Metro Boomin présente “A Futuristic Summa”, une délicieuse madeleine de Proust. 

Il arrive un jour dans la carrière d’un artiste où, le mieux qu’il puisse faire, c’est de revenir à ses origines. A Tribe Called Quest avec leur dernier album, “Magic” de Nas ou encore D’Angelo avec “Black Messiah”. Ce retour est souvent nécessaire : redevenir ce jeune artiste en quête d’identité musicale et d’influence. Un exercice souvent périlleux que Metro Boomin, producteur phare de la nouvelle génération d’Atlanta, a su magnifier. Aujourd’hui, revenons 15 ans en arrière où le kitsch côtoyait les Strip-Club et parlons de “A Futuristic Summa” de Metro Boomin.

Cover de la mixtape "A Futuristic Summa" de Metro Boomin

Une recette qui s’essoufflait 

Ce fameux retour aux sources était plus qu’important pour un artiste de l’envergure de Metro Boomin. Présent partout depuis plus de 13 ans, Metro Boomin a façonné à sa manière la façon dont on compose et construit la Trap d’Atlanta. Ses travaux avec Future, Young Thug, Migos, 21 Savage, pour ne citer que ces titans de cette époque, ont fait de Metro une machine à produire.

Mais qui dit surproduction, dit surchauffe.

Depuis 2018, Metro s’essaye à un son plus spectaculaire et cinématographique. Est-ce bon pour autant ? Pas forcément. Un “Not All Heroes Wear Capes” intéressant mais déjà formalisé présageait de la suite de sa discographie. Déjà, “Savage Mode 2”, suite du grand album sorti en 2016, sentait un mélange bâtard d’époque, une chimère d’influences digérées avec de gros sabots. Le drame arrive pour certains à “Heroes And Villains”, décevant par de bonnes idées gâchées par des choix artistiques douteux.

Choix de casting bancal ou immersion réduite en poussière, l’intérêt revient avec les albums en collaboration avec Future sortis en 2024, imparfait certes, mais faisant à nouveau appel à des procédés de productions qui manquaient dans sa musique. Et après un retrait médiatique de quelques mois, Metro commence le Rollout de son album.

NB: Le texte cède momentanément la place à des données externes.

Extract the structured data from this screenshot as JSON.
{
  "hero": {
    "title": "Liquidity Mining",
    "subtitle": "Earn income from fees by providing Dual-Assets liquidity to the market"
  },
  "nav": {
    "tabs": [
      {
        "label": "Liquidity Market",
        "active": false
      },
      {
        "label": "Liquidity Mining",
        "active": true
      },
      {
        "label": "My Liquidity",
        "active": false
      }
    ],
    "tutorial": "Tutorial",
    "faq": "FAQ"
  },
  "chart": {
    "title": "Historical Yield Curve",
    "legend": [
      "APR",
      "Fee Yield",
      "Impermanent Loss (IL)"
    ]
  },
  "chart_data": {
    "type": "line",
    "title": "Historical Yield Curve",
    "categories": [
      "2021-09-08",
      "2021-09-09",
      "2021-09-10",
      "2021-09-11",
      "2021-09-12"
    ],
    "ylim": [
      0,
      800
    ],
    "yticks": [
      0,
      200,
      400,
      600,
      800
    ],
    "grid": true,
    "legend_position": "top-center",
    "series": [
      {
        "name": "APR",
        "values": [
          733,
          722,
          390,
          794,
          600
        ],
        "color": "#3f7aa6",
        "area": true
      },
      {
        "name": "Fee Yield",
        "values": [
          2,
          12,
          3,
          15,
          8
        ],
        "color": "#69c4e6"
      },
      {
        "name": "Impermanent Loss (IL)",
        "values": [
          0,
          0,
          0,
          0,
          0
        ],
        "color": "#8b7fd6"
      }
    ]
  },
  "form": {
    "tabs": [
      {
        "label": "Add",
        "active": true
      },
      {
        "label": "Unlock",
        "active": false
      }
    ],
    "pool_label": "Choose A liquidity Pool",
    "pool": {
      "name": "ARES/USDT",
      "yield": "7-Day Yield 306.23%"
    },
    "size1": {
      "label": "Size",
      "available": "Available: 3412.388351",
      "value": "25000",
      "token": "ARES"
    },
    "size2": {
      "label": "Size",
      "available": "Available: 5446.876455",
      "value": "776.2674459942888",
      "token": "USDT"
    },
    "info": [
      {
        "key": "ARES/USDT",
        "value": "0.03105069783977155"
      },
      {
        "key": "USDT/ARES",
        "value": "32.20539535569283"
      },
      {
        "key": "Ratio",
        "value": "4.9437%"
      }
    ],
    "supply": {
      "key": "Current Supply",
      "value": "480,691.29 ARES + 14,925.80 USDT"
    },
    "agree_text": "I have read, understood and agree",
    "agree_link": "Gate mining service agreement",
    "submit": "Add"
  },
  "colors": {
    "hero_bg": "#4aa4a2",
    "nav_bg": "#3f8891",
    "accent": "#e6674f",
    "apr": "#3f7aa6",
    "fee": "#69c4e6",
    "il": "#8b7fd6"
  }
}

Le premier single est avec Roscoe Dash et les featuring présentés “originaux” et “inédits”. Là où beaucoup doutaient, Metro a su transformer l’essai. 

Bienvenu dans l’Atlanta des années 2010 

A Futuristic Summa” est une incantation nécromancienne visant à ressusciter les acteurs et les codes d’une époque disparue. Ce que l’on appelle communément “Futuristic Trap” est une école qui représente le son des Strip-Club d’Atlanta au côté kitsch et futuriste nanardesque. Les codes sonores et visuels étaient absurdes, mais c’est ce côté loufoque qui créait quelque chose d’unique. Encré à l’époque des mixtapes, on vivait à un moment où internet était inondé par des artistes qui cherchaient à rendre le plus hommage au pole dancing.

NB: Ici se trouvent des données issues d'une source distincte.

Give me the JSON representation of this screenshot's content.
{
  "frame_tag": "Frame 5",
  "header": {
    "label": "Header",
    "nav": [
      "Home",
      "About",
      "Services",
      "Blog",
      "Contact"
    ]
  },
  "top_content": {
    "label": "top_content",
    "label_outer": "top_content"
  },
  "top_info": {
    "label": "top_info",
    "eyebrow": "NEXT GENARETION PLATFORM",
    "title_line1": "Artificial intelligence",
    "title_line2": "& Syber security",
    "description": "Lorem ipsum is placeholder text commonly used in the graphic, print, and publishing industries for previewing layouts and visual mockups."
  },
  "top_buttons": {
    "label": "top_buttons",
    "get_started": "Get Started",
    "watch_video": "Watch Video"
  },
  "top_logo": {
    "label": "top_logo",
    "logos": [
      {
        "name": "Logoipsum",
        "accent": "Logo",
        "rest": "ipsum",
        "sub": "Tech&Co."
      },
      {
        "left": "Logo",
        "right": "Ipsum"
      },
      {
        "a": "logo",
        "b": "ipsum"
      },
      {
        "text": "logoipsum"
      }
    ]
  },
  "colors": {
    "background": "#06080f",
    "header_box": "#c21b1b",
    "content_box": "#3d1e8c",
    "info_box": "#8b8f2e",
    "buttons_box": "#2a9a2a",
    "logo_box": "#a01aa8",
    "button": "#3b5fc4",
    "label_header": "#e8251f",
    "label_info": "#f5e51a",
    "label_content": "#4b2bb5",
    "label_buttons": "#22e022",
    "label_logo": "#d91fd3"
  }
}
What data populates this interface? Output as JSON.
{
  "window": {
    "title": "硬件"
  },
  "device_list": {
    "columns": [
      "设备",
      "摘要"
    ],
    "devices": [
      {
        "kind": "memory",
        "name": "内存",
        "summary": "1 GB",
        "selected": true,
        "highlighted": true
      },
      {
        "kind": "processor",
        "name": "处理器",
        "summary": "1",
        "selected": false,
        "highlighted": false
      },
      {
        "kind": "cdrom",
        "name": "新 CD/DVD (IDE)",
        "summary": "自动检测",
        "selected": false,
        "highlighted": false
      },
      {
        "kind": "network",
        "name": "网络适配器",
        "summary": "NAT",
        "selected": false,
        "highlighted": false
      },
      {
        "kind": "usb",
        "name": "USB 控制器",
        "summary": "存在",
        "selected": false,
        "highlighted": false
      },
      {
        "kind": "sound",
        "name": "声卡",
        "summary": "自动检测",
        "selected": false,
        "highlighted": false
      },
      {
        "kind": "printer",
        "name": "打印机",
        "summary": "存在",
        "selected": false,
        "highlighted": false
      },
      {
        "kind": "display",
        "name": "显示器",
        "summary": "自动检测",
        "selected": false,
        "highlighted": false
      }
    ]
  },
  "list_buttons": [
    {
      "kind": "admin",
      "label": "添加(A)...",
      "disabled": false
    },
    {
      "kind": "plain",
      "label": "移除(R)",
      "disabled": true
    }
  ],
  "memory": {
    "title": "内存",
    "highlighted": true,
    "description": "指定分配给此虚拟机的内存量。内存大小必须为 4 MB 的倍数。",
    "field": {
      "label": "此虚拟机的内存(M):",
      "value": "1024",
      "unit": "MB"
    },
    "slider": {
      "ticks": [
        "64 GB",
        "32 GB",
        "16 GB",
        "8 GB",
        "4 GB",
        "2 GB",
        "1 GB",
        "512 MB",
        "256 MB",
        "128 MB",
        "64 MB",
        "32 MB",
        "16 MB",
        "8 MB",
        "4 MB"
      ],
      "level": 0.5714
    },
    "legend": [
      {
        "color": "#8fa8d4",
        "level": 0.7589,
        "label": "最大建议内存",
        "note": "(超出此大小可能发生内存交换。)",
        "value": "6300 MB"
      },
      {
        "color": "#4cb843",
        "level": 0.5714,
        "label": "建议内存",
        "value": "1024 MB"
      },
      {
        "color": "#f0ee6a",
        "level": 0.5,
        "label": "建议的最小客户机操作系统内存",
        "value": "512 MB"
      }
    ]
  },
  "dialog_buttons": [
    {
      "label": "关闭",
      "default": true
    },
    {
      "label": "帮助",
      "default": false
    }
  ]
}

Dans ce contexte et au vu des codes d’une époque très “vieillissante”, le pari était plus que risqué. Faire un album où tout le principe est de rappeler des rappeurs d’une certaine époque : un son “ringard” était la seule chose qui pouvait stimuler l’imaginaire de Metro Boomin. Autre défi qui s’en découle, c’est que l’époque à laquelle Metro rend hommage n’est pas connue de tous. Évidemment, quand Griselda arrive avec Havoc, DJ Muggs et RZA comme influence, l’accessibilité est plus simple. Quand, ici, les références sont Waka Flocka Flame, Young Dro ou J Money, c’est tout de suite plus dur. 

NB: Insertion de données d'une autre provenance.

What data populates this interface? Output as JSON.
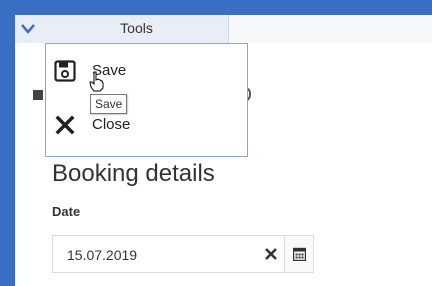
{
  "header": {
    "tools_tab": "Tools"
  },
  "tools_menu": {
    "items": [
      {
        "label": "Save",
        "icon": "save-icon"
      },
      {
        "label": "Close",
        "icon": "close-icon"
      }
    ],
    "tooltip": "Save"
  },
  "booking": {
    "heading": "Booking details",
    "date_label": "Date",
    "date_value": "15.07.2019"
  },
  "colors": {
    "accent": "#3b6fc4",
    "tab_bg": "#e9edf5"
  }
}
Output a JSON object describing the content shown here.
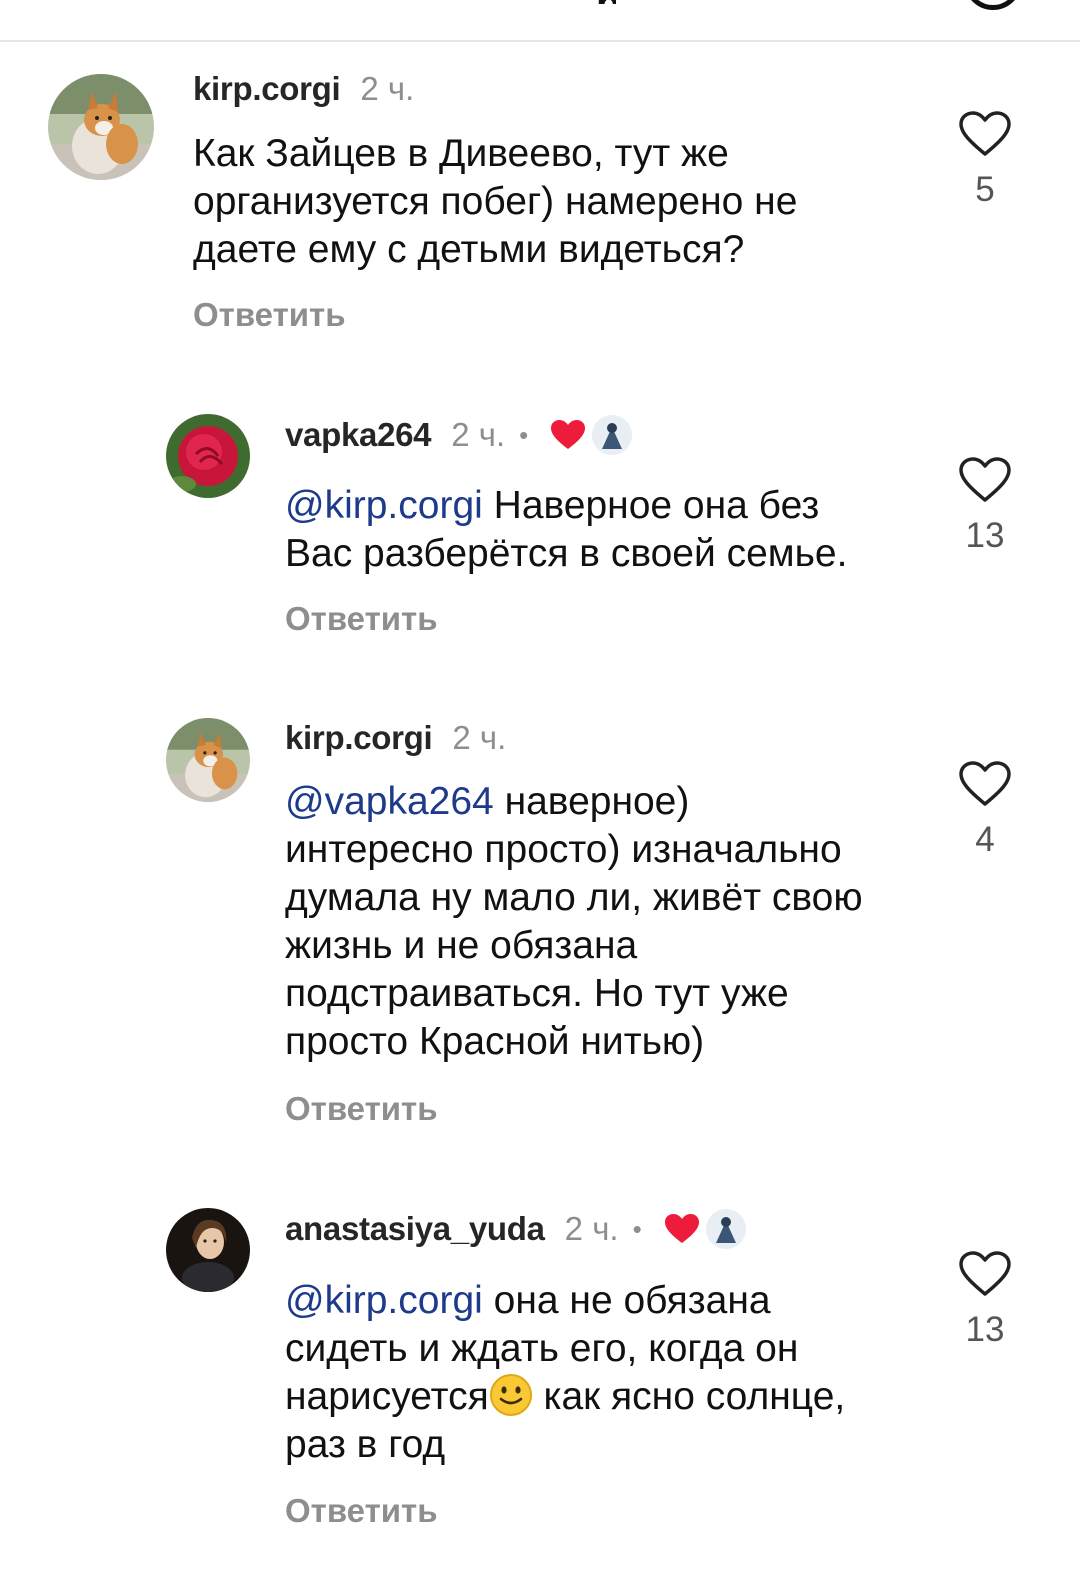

« A Futuristic Summa » devait sauver Metro Boomin de son ennui.

Metro Boomin dans le clip de "Slidin" avec Roscoe Dash

Le divertissement comme seul repère

Disons le tout de suite, peu de projet rap en 2025 ont su être aussi addictif que cette mixtape. Le miracle se produit en deux temps : remettre un sous-genre aussi spécial sur le devant de la scène et le tout sur un double album. C’est du prodige.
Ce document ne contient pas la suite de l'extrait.